“Professor, você nunca esteve na prática, por isso não entende esses treinos.”
Essa frase, dita com certa frequência em diferentes contextos da Educação Física, revela menos sobre o professor e mais sobre uma compreensão limitada do que significa ensinar, estudar e formar profissionais.
A resposta poderia ser simples:
Você está certo. Eu não estava lá executando aquele treino específico. Eu provavelmente estava em outro lugar, ensinando pessoas a entender, planejar, aplicar, controlar e avaliar esse tipo de treino.
Esse é justamente o ponto.
A função de um professor não é apenas “fazer junto”. A função de um professor é formar a capacidade de pensar, interpretar, decidir e intervir com base em critérios. O professor não precisa ter estado presente em cada treino realizado por cada aluno para compreender os princípios que sustentam — ou não sustentam — aquela prática. Assim como um professor de fisiologia não precisa ter participado de todos os experimentos da história para explicar metabolismo energético, um professor de biomecânica não precisa ter observado cada agachamento do mundo para analisar forças, momentos articulares e padrões de movimento.
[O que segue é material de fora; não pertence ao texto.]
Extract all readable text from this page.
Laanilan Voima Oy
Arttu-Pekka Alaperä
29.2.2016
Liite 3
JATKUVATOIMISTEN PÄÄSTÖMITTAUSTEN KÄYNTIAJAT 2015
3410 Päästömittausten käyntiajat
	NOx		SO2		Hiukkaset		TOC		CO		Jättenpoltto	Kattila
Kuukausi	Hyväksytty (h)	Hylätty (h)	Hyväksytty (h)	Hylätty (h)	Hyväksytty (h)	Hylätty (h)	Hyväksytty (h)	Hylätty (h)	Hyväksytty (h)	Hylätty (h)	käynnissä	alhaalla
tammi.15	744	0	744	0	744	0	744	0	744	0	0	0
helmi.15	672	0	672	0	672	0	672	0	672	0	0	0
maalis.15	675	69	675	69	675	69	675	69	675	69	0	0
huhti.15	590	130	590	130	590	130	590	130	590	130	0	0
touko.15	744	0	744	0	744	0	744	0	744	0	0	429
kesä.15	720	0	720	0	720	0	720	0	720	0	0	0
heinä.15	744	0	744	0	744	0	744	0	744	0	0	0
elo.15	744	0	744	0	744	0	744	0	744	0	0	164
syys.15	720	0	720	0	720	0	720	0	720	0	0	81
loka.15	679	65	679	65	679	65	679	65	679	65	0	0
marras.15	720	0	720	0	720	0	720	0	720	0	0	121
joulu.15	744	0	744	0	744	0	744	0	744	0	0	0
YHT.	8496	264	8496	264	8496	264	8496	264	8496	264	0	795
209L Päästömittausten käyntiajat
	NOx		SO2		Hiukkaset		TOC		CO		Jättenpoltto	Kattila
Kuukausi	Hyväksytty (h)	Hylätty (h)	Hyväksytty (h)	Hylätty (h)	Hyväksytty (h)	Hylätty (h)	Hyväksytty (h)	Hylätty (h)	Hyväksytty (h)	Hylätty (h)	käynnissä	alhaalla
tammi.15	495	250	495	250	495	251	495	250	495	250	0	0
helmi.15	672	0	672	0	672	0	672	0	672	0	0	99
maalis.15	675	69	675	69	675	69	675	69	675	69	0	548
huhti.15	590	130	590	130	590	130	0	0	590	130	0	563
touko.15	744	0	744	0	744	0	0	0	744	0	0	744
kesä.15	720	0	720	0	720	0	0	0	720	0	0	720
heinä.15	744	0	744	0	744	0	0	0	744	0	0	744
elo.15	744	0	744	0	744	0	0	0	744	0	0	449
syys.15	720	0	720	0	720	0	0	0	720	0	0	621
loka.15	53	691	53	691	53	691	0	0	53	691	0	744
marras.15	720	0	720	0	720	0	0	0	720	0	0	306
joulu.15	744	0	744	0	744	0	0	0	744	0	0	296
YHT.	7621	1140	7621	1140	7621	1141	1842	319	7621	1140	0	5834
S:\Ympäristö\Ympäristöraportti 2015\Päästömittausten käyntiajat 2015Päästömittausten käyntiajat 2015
O problema surge quando a “prática” é usada como argumento de autoridade contra o conhecimento. Nesse caso, a experiência deixa de ser uma fonte legítima de aprendizado e passa a ser uma blindagem contra qualquer análise crítica.
É evidente que a prática importa. Ninguém sério negaria isso. A intervenção profissional exige contato com pessoas reais, contextos reais, limitações reais e problemas reais. No entanto, prática sem critério pode se transformar apenas em repetição. Estar “na prática” não garante compreender o que se está fazendo. Executar, aplicar ou reproduzir um treino não significa, automaticamente, dominar seus fundamentos.
Há uma diferença importante entre participar de uma prática e compreender uma prática.
Um aluno pode ter realizado determinado método de treinamento por meses e ainda assim não saber explicar sua lógica. Pode ter aplicado um protocolo e não saber justificar a escolha das variáveis. Pode dizer que algo “funciona” apenas porque observou melhora em alguns casos, sem controlar fatores básicos como nível inicial dos praticantes, aderência, progressão de carga, volume total, especificidade do estímulo, recuperação ou comparação com outras possibilidades de intervenção.
O professor, quando cumpre sua função, não está ali para validar qualquer prática apenas porque ela existe. Ele está ali para perguntar: qual é o objetivo? Quais capacidades estão sendo treinadas? Qual é a justificativa para essa organização? Quais variáveis foram manipuladas? Qual é o critério de progressão? Quais são os riscos? Que evidências sustentam essa escolha? Que outras estratégias poderiam produzir o mesmo resultado de forma mais simples, segura ou eficiente?
Essas perguntas incomodam porque retiram o treino do campo da opinião e o colocam no campo da análise.
Também é comum que alguns alunos confundam crítica técnica com ataque pessoal. Quando um professor questiona um treino, ele não está necessariamente dizendo que o aluno é incapaz. Está dizendo que uma prática profissional precisa ser examinada. Na Educação Física, como em qualquer área aplicada, não basta fazer. É necessário saber por que se faz, para quem se faz, como se faz, quando se faz e com quais critérios se avalia o resultado.
A tentativa de menosprezar o professor pela frase “você nunca esteve na prática” ignora que muitos professores justamente formam os profissionais que estarão na prática. Eles organizam conceitos, discutem métodos, interpretam evidências, corrigem equívocos, ensinam limites e mostram que uma intervenção não deve ser sustentada apenas por entusiasmo, tradição ou modismo.
A prática é indispensável. Mas a prática sem reflexão vira hábito. A prática sem ciência vira crença. A prática sem avaliação vira narrativa. A prática sem fundamentos vira improviso.
Portanto, antes de usar a “prática” como argumento para diminuir o professor, talvez seja necessário compreender qual é a função docente. O professor não está ali apenas para repetir exercícios, demonstrar métodos ou concordar com aquilo que já está sendo feito. Ele está ali para formar pensamento profissional.
E formar pensamento profissional, muitas vezes, exige dizer ao aluno exatamente aquilo que ele não quer ouvir: a experiência prática é importante, mas ela não substitui o conhecimento. Ela precisa ser interpretada por ele.